ЗАГРАНКА. ЛЯЛЯ, НЕ ПОДВЕДИ!

 

     Полсле очередного прокола и головомойки Санька выходил на утреннее построение без доли смущения, даже наоборот, с горделивым победным видом. Все понимали: ночевал-таки дома. В распахнутое окно с трехэтажной высоты вывешивала еле умещавшиеся в вырезе мятой ночной сорочки дородные достоинства жмурившаяся на южном солнце Люся. На Саню с ухмылкой косились Колонтаев с Портновым, доктор-еврей, фельшер-хохол, «особист»-литовец, начфин-белорус, начхим-молдаванин, начвещ-армянин, толмач, и оостальные, привычные к неравным семейным баталиям однополчане. 

       Командир на построеннии объявил о предстоящем десятикилометровом марш-броске с полной выкладкой. Градус настроения личного состава заметно снизился. Но доктору Кацнельсону немного повысил тот самый градус начвещ. Их перешептывание в строю подслушал фельшер Деревянко и все трое отдали себя на волю Проведения, а с Ним и на волю юной супруги начвеща.

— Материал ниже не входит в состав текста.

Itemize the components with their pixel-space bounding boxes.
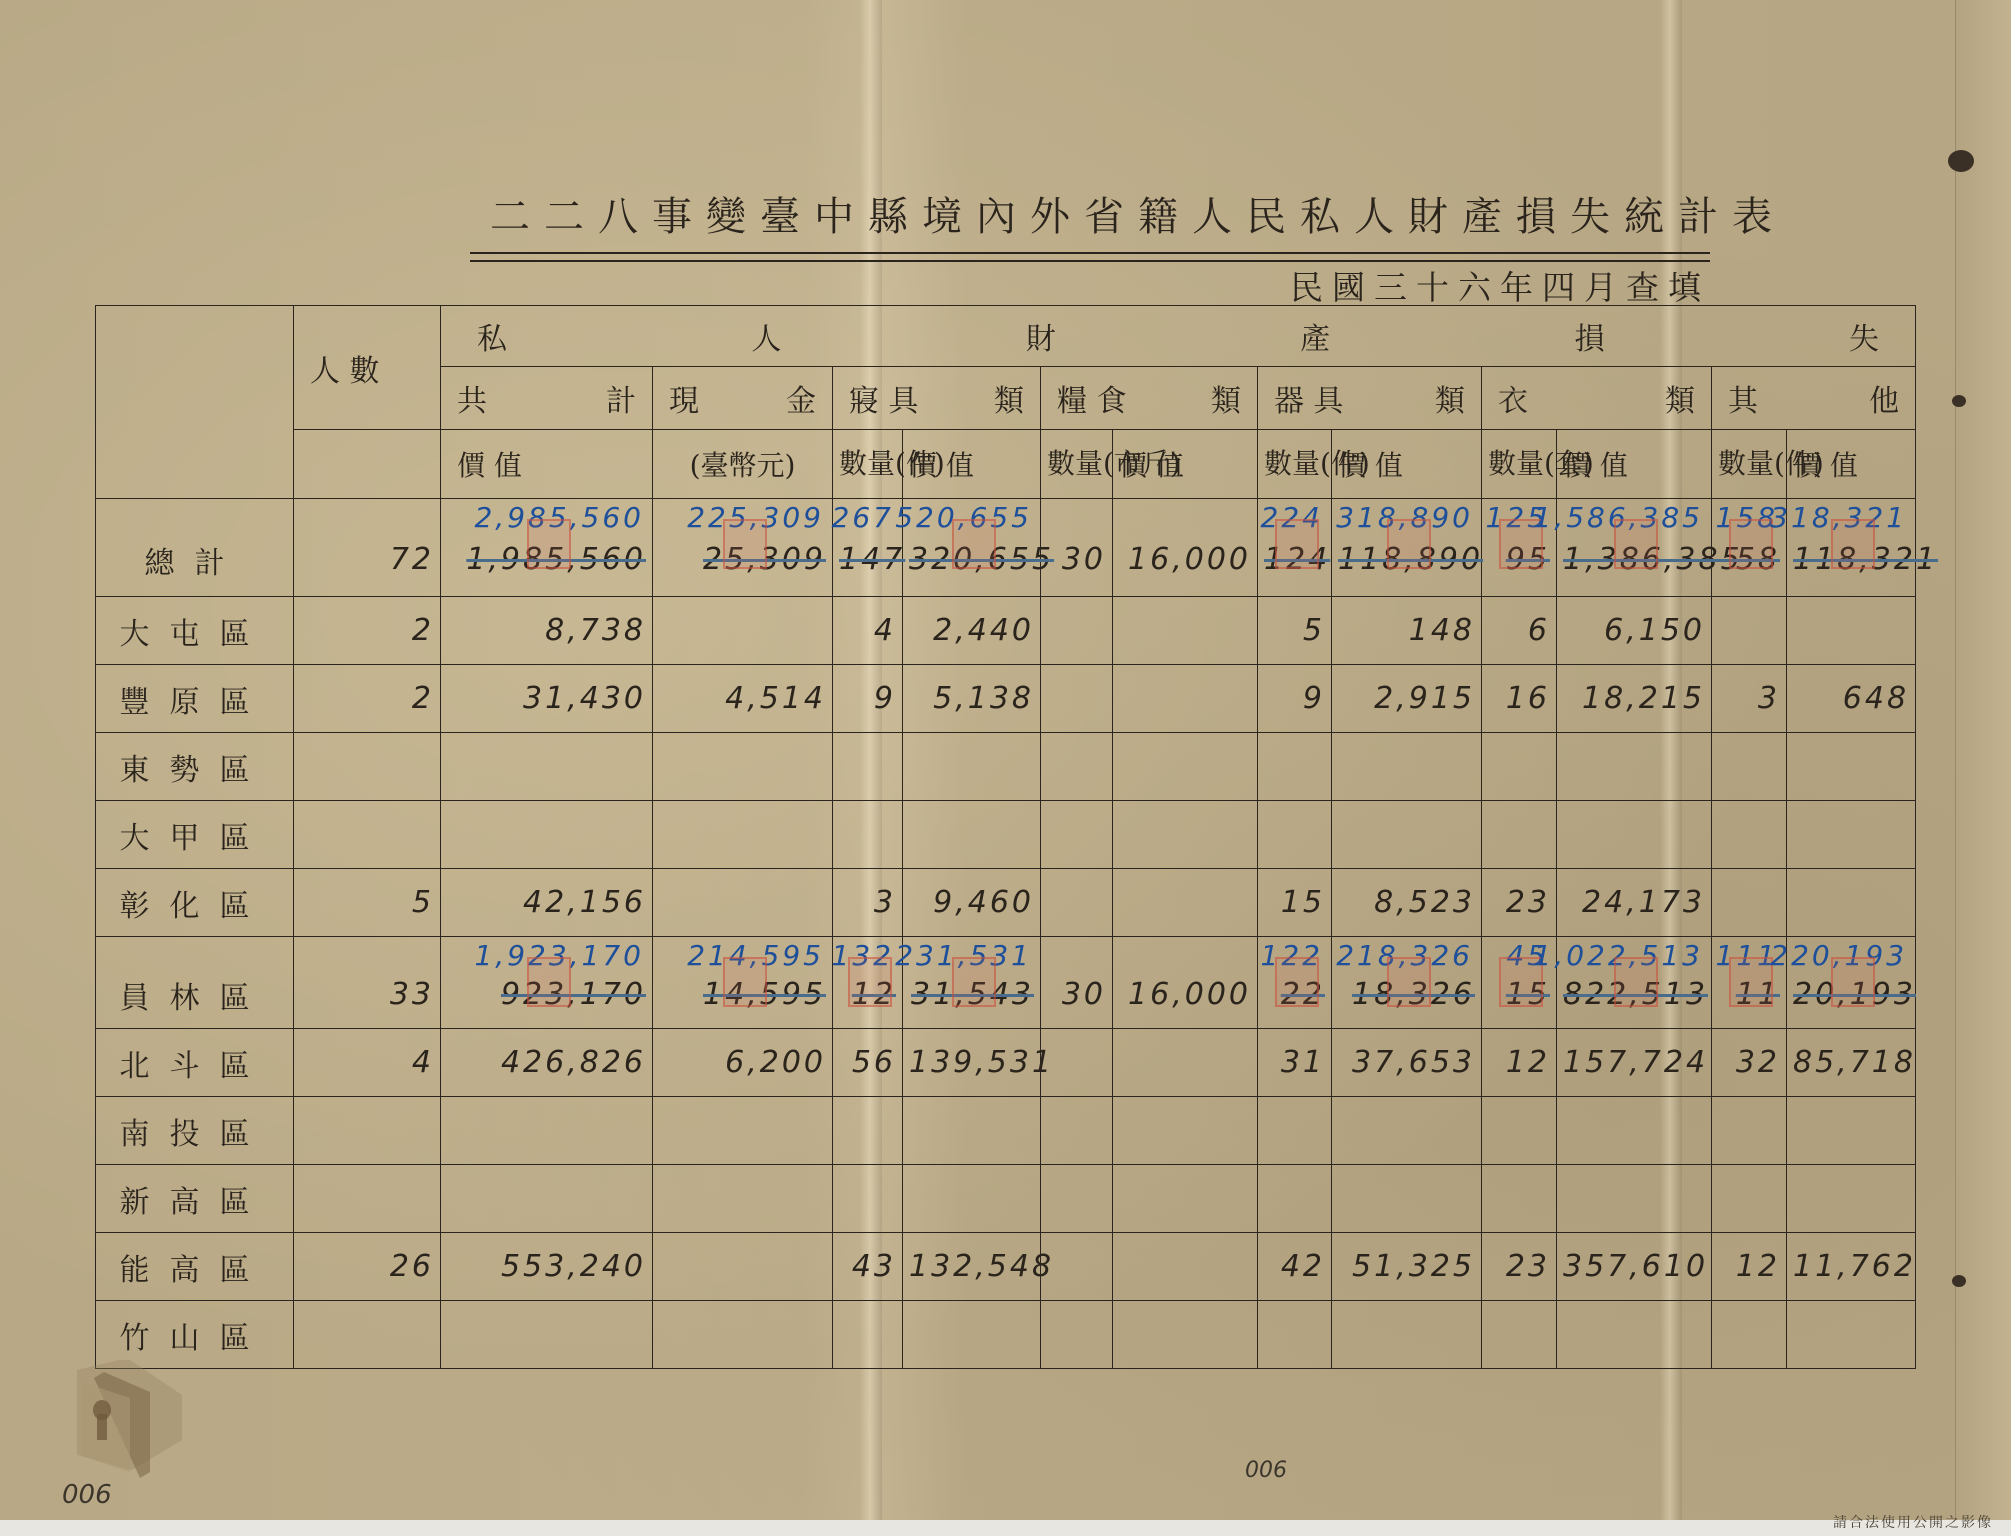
- district-name: 東勢區: [96, 733, 294, 801]
- district-name: 彰化區: [96, 869, 294, 937]
- bedding-value: 2,440: [903, 597, 1041, 665]
- total-value: 31,430: [441, 665, 653, 733]
- seal-stamp-icon: [723, 519, 767, 569]
- bedding-value: [903, 1165, 1041, 1233]
- clothing-value: 357,610: [1557, 1233, 1712, 1301]
- bedding-qty: 43: [833, 1233, 903, 1301]
- bedding-qty: [833, 1097, 903, 1165]
- group-label-char: 損: [1575, 314, 1605, 358]
- district-name: 大屯區: [96, 597, 294, 665]
- clothing-value: 18,215: [1557, 665, 1712, 733]
- district-name: 員林區: [96, 937, 294, 1029]
- total-value: [441, 733, 653, 801]
- other-value: 220,19320,193: [1787, 937, 1916, 1029]
- utensils-qty: [1258, 1165, 1332, 1233]
- seal-stamp-icon: [952, 957, 996, 1007]
- original-value: 923,170: [501, 977, 646, 1012]
- grain-value: [1113, 801, 1258, 869]
- utensils-qty: 9: [1258, 665, 1332, 733]
- header-bedding: 寢 具類: [833, 367, 1041, 430]
- header-group-row: 人 數 私 人 財 產 損 失: [96, 306, 1916, 367]
- grain-value: [1113, 597, 1258, 665]
- table-row: 大屯區 2 8,738 4 2,440 5 148 6 6,150: [96, 597, 1916, 665]
- grain-qty: [1041, 869, 1113, 937]
- other-qty: [1712, 1097, 1787, 1165]
- other-value: 11,762: [1787, 1233, 1916, 1301]
- clothing-value: [1557, 1301, 1712, 1369]
- header-label: 器 具: [1274, 376, 1344, 420]
- other-qty: [1712, 1165, 1787, 1233]
- seal-stamp-icon: [1387, 957, 1431, 1007]
- grain-qty: [1041, 665, 1113, 733]
- bedding-value: 9,460: [903, 869, 1041, 937]
- header-total: 共計: [441, 367, 653, 430]
- other-qty-label: 數量(件): [1712, 430, 1787, 499]
- district-header-cell: [96, 306, 294, 499]
- utensils-value: [1332, 1301, 1482, 1369]
- bedding-value: [903, 733, 1041, 801]
- total-value-label: 價 值: [441, 430, 653, 499]
- utensils-value: 8,523: [1332, 869, 1482, 937]
- grain-value: [1113, 1233, 1258, 1301]
- other-value: [1787, 1165, 1916, 1233]
- header-label: 糧 食: [1057, 376, 1127, 420]
- utensils-value: 37,653: [1332, 1029, 1482, 1097]
- total-value: 553,240: [441, 1233, 653, 1301]
- grain-value: [1113, 1301, 1258, 1369]
- scan-edge: [0, 1520, 2011, 1536]
- total-value: [441, 1301, 653, 1369]
- header-label: 類: [1211, 376, 1241, 420]
- header-label: (臺幣元): [690, 444, 796, 484]
- other-value: [1787, 733, 1916, 801]
- district-name: 北斗區: [96, 1029, 294, 1097]
- utensils-value: 2,915: [1332, 665, 1482, 733]
- page-number-left: 006: [62, 1480, 112, 1510]
- people-count: 4: [294, 1029, 441, 1097]
- clothing-qty: [1482, 1301, 1557, 1369]
- header-label: 類: [1665, 376, 1695, 420]
- binding-hole: [1952, 395, 1966, 407]
- grain-value: [1113, 1097, 1258, 1165]
- utensils-qty-label: 數量(件): [1258, 430, 1332, 499]
- bedding-qty: 9: [833, 665, 903, 733]
- seal-stamp-icon: [1831, 957, 1875, 1007]
- table-row: 豐原區 2 31,430 4,514 9 5,138 9 2,915 16 18…: [96, 665, 1916, 733]
- header-cash: 現金: [653, 367, 833, 430]
- clothing-qty: 6: [1482, 597, 1557, 665]
- header-label: 他: [1869, 376, 1899, 420]
- header-label: 計: [606, 376, 636, 420]
- grain-value: [1113, 665, 1258, 733]
- clothing-value: [1557, 733, 1712, 801]
- bedding-qty: [833, 1301, 903, 1369]
- utensils-qty: [1258, 733, 1332, 801]
- cash-value: [653, 1097, 833, 1165]
- clothing-value: [1557, 801, 1712, 869]
- grain-value: 16,000: [1113, 499, 1258, 597]
- seal-stamp-icon: [723, 957, 767, 1007]
- seal-stamp-icon: [1275, 519, 1319, 569]
- binding-flap: [1955, 0, 2011, 1536]
- utensils-value: 318,890118,890: [1332, 499, 1482, 597]
- bedding-value: 231,53131,543: [903, 937, 1041, 1029]
- corrected-value: 267: [832, 501, 894, 534]
- district-name: 總計: [96, 499, 294, 597]
- header-label: 現: [669, 376, 699, 420]
- other-qty: [1712, 869, 1787, 937]
- other-qty: [1712, 597, 1787, 665]
- clothing-value: 6,150: [1557, 597, 1712, 665]
- bedding-qty: 267147: [833, 499, 903, 597]
- other-value: [1787, 1301, 1916, 1369]
- clothing-value: 24,173: [1557, 869, 1712, 937]
- people-count-label: 人 數: [310, 346, 380, 390]
- binding-hole: [1948, 150, 1974, 172]
- utensils-qty: [1258, 1097, 1332, 1165]
- total-value: 426,826: [441, 1029, 653, 1097]
- clothing-qty: 23: [1482, 869, 1557, 937]
- table-row-yuanlin: 員林區 33 1,923,170923,170 214,59514,595 13…: [96, 937, 1916, 1029]
- other-qty: 3: [1712, 665, 1787, 733]
- utensils-value: 218,32618,326: [1332, 937, 1482, 1029]
- grain-qty: [1041, 1029, 1113, 1097]
- clothing-value: [1557, 1097, 1712, 1165]
- private-property-loss-header: 私 人 財 產 損 失: [441, 306, 1916, 367]
- grain-qty: [1041, 1097, 1113, 1165]
- other-value: 318,321118,321: [1787, 499, 1916, 597]
- seal-stamp-icon: [527, 957, 571, 1007]
- grain-value: [1113, 733, 1258, 801]
- cash-value: [653, 597, 833, 665]
- utensils-value: 51,325: [1332, 1233, 1482, 1301]
- table-row: 新高區: [96, 1165, 1916, 1233]
- cash-value: 4,514: [653, 665, 833, 733]
- total-value: 1,923,170923,170: [441, 937, 653, 1029]
- other-value: [1787, 801, 1916, 869]
- district-name: 豐原區: [96, 665, 294, 733]
- cash-value: 214,59514,595: [653, 937, 833, 1029]
- cash-unit-label: (臺幣元): [653, 430, 833, 499]
- grain-qty: 30: [1041, 499, 1113, 597]
- header-other: 其他: [1712, 367, 1916, 430]
- cash-value: [653, 801, 833, 869]
- other-value-label: 價 值: [1787, 430, 1916, 499]
- district-name: 能高區: [96, 1233, 294, 1301]
- seal-stamp-icon: [1729, 957, 1773, 1007]
- cash-value: [653, 869, 833, 937]
- people-count: 2: [294, 597, 441, 665]
- bedding-qty: [833, 733, 903, 801]
- bedding-value: 5,138: [903, 665, 1041, 733]
- header-clothing: 衣類: [1482, 367, 1712, 430]
- seal-stamp-icon: [1729, 519, 1773, 569]
- seal-stamp-icon: [1614, 957, 1658, 1007]
- clothing-qty: 12: [1482, 1029, 1557, 1097]
- clothing-value: 1,586,3851,386,385: [1557, 499, 1712, 597]
- utensils-value: [1332, 801, 1482, 869]
- table-row: 能高區 26 553,240 43 132,548 42 51,325 23 3…: [96, 1233, 1916, 1301]
- table-row: 竹山區: [96, 1301, 1916, 1369]
- table-row-grand-total: 總計 72 2,985,5601,985,560 225,30925,309 2…: [96, 499, 1916, 597]
- people-count-unit-cell: [294, 430, 441, 499]
- date-filled: 民國三十六年四月查填: [1290, 262, 1710, 309]
- people-count: 26: [294, 1233, 441, 1301]
- cash-value: [653, 1233, 833, 1301]
- seal-stamp-icon: [527, 519, 571, 569]
- people-count-header: 人 數: [294, 306, 441, 430]
- utensils-qty: 12222: [1258, 937, 1332, 1029]
- header-label: 類: [994, 376, 1024, 420]
- utensils-qty: [1258, 1301, 1332, 1369]
- archive-book-keyhole-icon: [72, 1360, 182, 1480]
- clothing-qty: [1482, 801, 1557, 869]
- table-row: 東勢區: [96, 733, 1916, 801]
- grain-value: [1113, 1165, 1258, 1233]
- title-underline: [470, 252, 1710, 254]
- utensils-value: 148: [1332, 597, 1482, 665]
- copyright-notice: 請合法使用公開之影像: [1833, 1512, 1993, 1532]
- utensils-qty: 42: [1258, 1233, 1332, 1301]
- seal-stamp-icon: [1275, 957, 1319, 1007]
- utensils-qty: 5: [1258, 597, 1332, 665]
- grain-qty: [1041, 801, 1113, 869]
- people-count: 5: [294, 869, 441, 937]
- clothing-qty: [1482, 1165, 1557, 1233]
- people-count: [294, 1097, 441, 1165]
- district-name: 南投區: [96, 1097, 294, 1165]
- seal-stamp-icon: [848, 957, 892, 1007]
- cash-value: [653, 1301, 833, 1369]
- utensils-value-label: 價 值: [1332, 430, 1482, 499]
- cash-value: [653, 733, 833, 801]
- seal-stamp-icon: [1614, 519, 1658, 569]
- cash-value: 6,200: [653, 1029, 833, 1097]
- original-value: 147: [839, 542, 905, 577]
- page-number-center: 006: [1245, 1458, 1287, 1483]
- bedding-value: 520,655320,655: [903, 499, 1041, 597]
- other-value: 648: [1787, 665, 1916, 733]
- header-label: 價 值: [457, 444, 522, 484]
- utensils-qty: 224124: [1258, 499, 1332, 597]
- cash-value: [653, 1165, 833, 1233]
- cash-value: 225,30925,309: [653, 499, 833, 597]
- people-count: [294, 733, 441, 801]
- total-value: 42,156: [441, 869, 653, 937]
- bedding-qty: 13212: [833, 937, 903, 1029]
- header-label: 寢 具: [849, 376, 919, 420]
- other-value: [1787, 1097, 1916, 1165]
- group-label-char: 產: [1300, 314, 1330, 358]
- bedding-value: 139,531: [903, 1029, 1041, 1097]
- bedding-qty: 56: [833, 1029, 903, 1097]
- table-row: 彰化區 5 42,156 3 9,460 15 8,523 23 24,173: [96, 869, 1916, 937]
- people-count: [294, 1301, 441, 1369]
- header-label: 共: [457, 376, 487, 420]
- district-name: 大甲區: [96, 801, 294, 869]
- bedding-qty: [833, 801, 903, 869]
- people-count: 2: [294, 665, 441, 733]
- total-value: 8,738: [441, 597, 653, 665]
- grain-value-label: 價 值: [1113, 430, 1258, 499]
- utensils-qty: 15: [1258, 869, 1332, 937]
- total-value: [441, 801, 653, 869]
- header-label: 類: [1435, 376, 1465, 420]
- header-label: 金: [786, 376, 816, 420]
- table-row: 南投區: [96, 1097, 1916, 1165]
- other-qty: 32: [1712, 1029, 1787, 1097]
- header-unit-row: 價 值 (臺幣元) 數量(件) 價 值 數量(市斤) 價 值 數量(件) 價 值…: [96, 430, 1916, 499]
- district-name: 竹山區: [96, 1301, 294, 1369]
- header-label: 其: [1728, 376, 1758, 420]
- header-label: 衣: [1498, 376, 1528, 420]
- grain-qty-label: 數量(市斤): [1041, 430, 1113, 499]
- clothing-qty-label: 數量(套): [1482, 430, 1557, 499]
- other-qty: [1712, 801, 1787, 869]
- seal-stamp-icon: [1387, 519, 1431, 569]
- bedding-qty: [833, 1165, 903, 1233]
- table-row: 大甲區: [96, 801, 1916, 869]
- bedding-value: [903, 1097, 1041, 1165]
- group-label-char: 財: [1026, 314, 1056, 358]
- bedding-value: [903, 801, 1041, 869]
- bedding-qty: 3: [833, 869, 903, 937]
- clothing-qty: 23: [1482, 1233, 1557, 1301]
- clothing-value-label: 價 值: [1557, 430, 1712, 499]
- grain-value: [1113, 1029, 1258, 1097]
- clothing-value: 1,022,513822,513: [1557, 937, 1712, 1029]
- people-count: 33: [294, 937, 441, 1029]
- total-value: 2,985,5601,985,560: [441, 499, 653, 597]
- header-grain: 糧 食類: [1041, 367, 1258, 430]
- binding-hole: [1952, 1275, 1966, 1287]
- grain-value: [1113, 869, 1258, 937]
- seal-stamp-icon: [952, 519, 996, 569]
- bedding-value-label: 價 值: [903, 430, 1041, 499]
- total-value: [441, 1165, 653, 1233]
- people-count: 72: [294, 499, 441, 597]
- seal-stamp-icon: [1831, 519, 1875, 569]
- utensils-qty: 31: [1258, 1029, 1332, 1097]
- utensils-value: [1332, 1097, 1482, 1165]
- grain-qty: [1041, 1233, 1113, 1301]
- bedding-value: [903, 1301, 1041, 1369]
- grain-value: 16,000: [1113, 937, 1258, 1029]
- group-label-char: 人: [751, 314, 781, 358]
- utensils-qty: [1258, 801, 1332, 869]
- grain-qty: 30: [1041, 937, 1113, 1029]
- grain-qty: [1041, 1301, 1113, 1369]
- people-count: [294, 801, 441, 869]
- other-value: [1787, 869, 1916, 937]
- loss-statistics-table: 人 數 私 人 財 產 損 失 共計 現金 寢 具類 糧 食類 器 具類 衣類 …: [95, 305, 1916, 1369]
- district-name: 新高區: [96, 1165, 294, 1233]
- people-count: [294, 1165, 441, 1233]
- bedding-qty-label: 數量(件): [833, 430, 903, 499]
- grain-qty: [1041, 733, 1113, 801]
- other-qty: [1712, 733, 1787, 801]
- utensils-value: [1332, 733, 1482, 801]
- total-value: [441, 1097, 653, 1165]
- group-label-char: 失: [1849, 314, 1879, 358]
- other-value: [1787, 597, 1916, 665]
- group-label-char: 私: [477, 314, 507, 358]
- clothing-value: 157,724: [1557, 1029, 1712, 1097]
- clothing-qty: 16: [1482, 665, 1557, 733]
- clothing-value: [1557, 1165, 1712, 1233]
- utensils-value: [1332, 1165, 1482, 1233]
- other-qty: 12: [1712, 1233, 1787, 1301]
- other-value: 85,718: [1787, 1029, 1916, 1097]
- grain-qty: [1041, 597, 1113, 665]
- grain-qty: [1041, 1165, 1113, 1233]
- clothing-qty: [1482, 733, 1557, 801]
- clothing-qty: [1482, 1097, 1557, 1165]
- other-qty: [1712, 1301, 1787, 1369]
- table-row: 北斗區 4 426,826 6,200 56 139,531 31 37,653…: [96, 1029, 1916, 1097]
- document-title: 二二八事變臺中縣境內外省籍人民私人財產損失統計表: [490, 185, 1720, 242]
- bedding-qty: 4: [833, 597, 903, 665]
- bedding-value: 132,548: [903, 1233, 1041, 1301]
- header-utensils: 器 具類: [1258, 367, 1482, 430]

     Весь городок знал: начвещиха на сносях и рожать ей вот-вот, что собственно никого и не удивило бы, разродись она прямо во время утреннего развода. Но только сам начвещь, а теперь еще и доктор с фельшером, знали о заговоре супругов. Начвещу заранее стало известно о предстоящем марш-броске, потеть на бездорожье понятное дело не хотелось, и потому Ляля с легкостью вступила в сговор с супругом и согласилась разыграть начало родов.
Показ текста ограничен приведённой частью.